He followed the planned exit route, sticking to the shadows and the blind spots in the security cameras. He made it out of the base and over the high perimeter wall without incident, leaving only a few layers of hotwire and laserlink fencing to go through and he’d be home free, assuming he could also dodge the cameras and the perimeter patrols. Things almost seemed like they were actually going well for once.

As soon as the thought had even crossed Jack’s mind, there was a shout from a guard tower. 

“Intruder!”

Dammit.

The sharp ratatat of assault rifle fire tore through the night and Jack broke into a run. The shrill screams of alarms followed a moment later, and Jack knew he was in trouble. The hole they’d secured through the laserlink fence upon their entry was 300 yards to the left, but the guard tower was between him and his exit, and he could see a perimeter patrol sprinting toward him from that direction, too.
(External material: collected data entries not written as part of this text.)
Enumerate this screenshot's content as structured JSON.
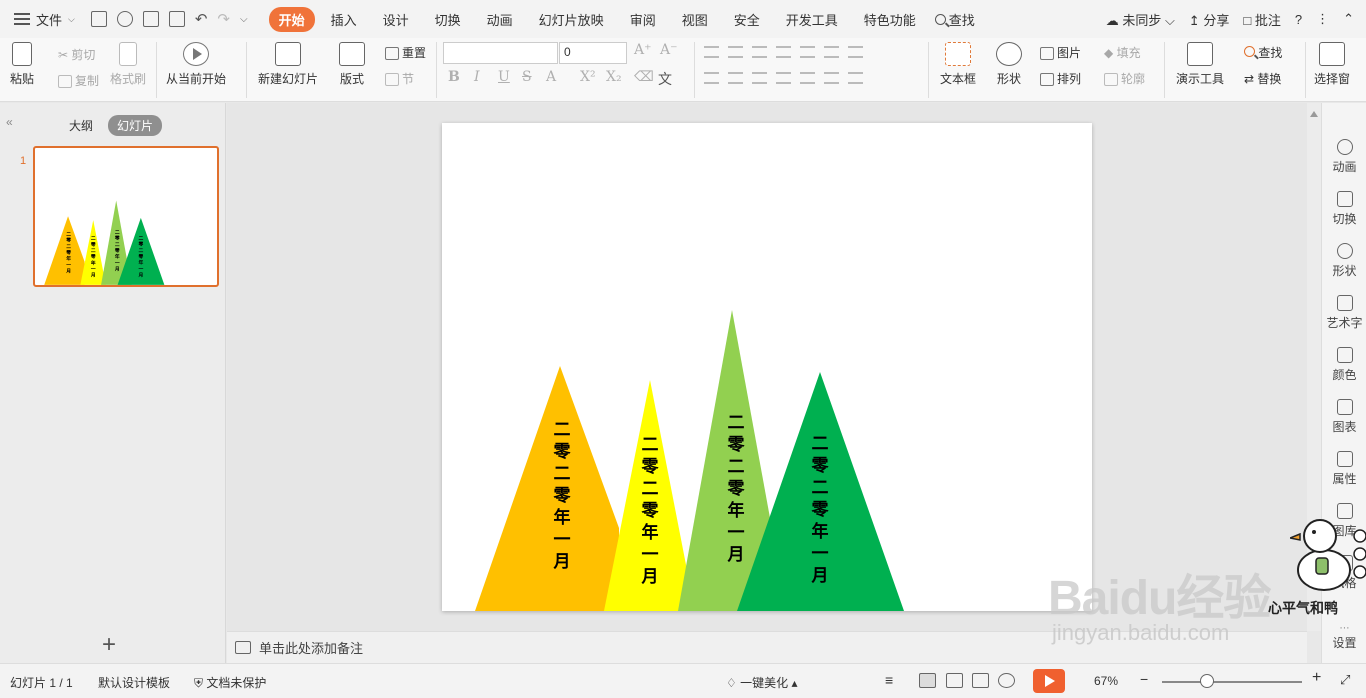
{
  "menubar": {
    "file_label": "文件",
    "tabs": [
      "开始",
      "插入",
      "设计",
      "切换",
      "动画",
      "幻灯片放映",
      "审阅",
      "视图",
      "安全",
      "开发工具",
      "特色功能"
    ],
    "search_label": "查找",
    "sync_label": "未同步",
    "share_label": "分享",
    "comment_label": "批注",
    "help_label": "?"
  },
  "ribbon": {
    "paste": "粘贴",
    "cut": "剪切",
    "copy": "复制",
    "format_painter": "格式刷",
    "from_current": "从当前开始",
    "new_slide": "新建幻灯片",
    "layout": "版式",
    "reset": "重置",
    "section": "节",
    "font_size_value": "0",
    "textbox": "文本框",
    "shape": "形状",
    "picture": "图片",
    "fill": "填充",
    "arrange": "排列",
    "outline": "轮廓",
    "present_tools": "演示工具",
    "find": "查找",
    "replace": "替换",
    "select_pane": "选择窗"
  },
  "left_panel": {
    "tab_outline": "大纲",
    "tab_slides": "幻灯片",
    "slide_number": "1",
    "add_label": "+"
  },
  "slide": {
    "triangles": [
      {
        "color": "#ffc000",
        "text": "二零二零年一月"
      },
      {
        "color": "#ffff00",
        "text": "二零二零年一月"
      },
      {
        "color": "#92d050",
        "text": "二零二零年一月"
      },
      {
        "color": "#00b050",
        "text": "二零二零年一月"
      }
    ]
  },
  "right_panel": {
    "items": [
      "动画",
      "切换",
      "形状",
      "艺术字",
      "颜色",
      "图表",
      "属性",
      "图库",
      "风格",
      "设置"
    ]
  },
  "notes": {
    "placeholder": "单击此处添加备注"
  },
  "status": {
    "slide_count": "幻灯片 1 / 1",
    "template": "默认设计模板",
    "protect": "文档未保护",
    "beautify": "一键美化",
    "zoom": "67%"
  },
  "watermark": {
    "brand": "Baidu经验",
    "url": "jingyan.baidu.com",
    "signature": "心平气和鸭"
  }
}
He could keep heading for his exit and fight a group of at least six Talon guards while dodging assault rifle fire from above, or he could run to the left, taking his chances with the turret that was positioned on the corner of the perimeter wall, and trust in his abilities to quickly break through the fence.

A second patrol group rounded the corner, hot on the heels of the first patrol group. Make that twelve Talon guards. Jack decided to take his chances with the turret. He hurled Ana’s biotic grenade at the closest group, hoping it would at least slow them down, then turned and ran.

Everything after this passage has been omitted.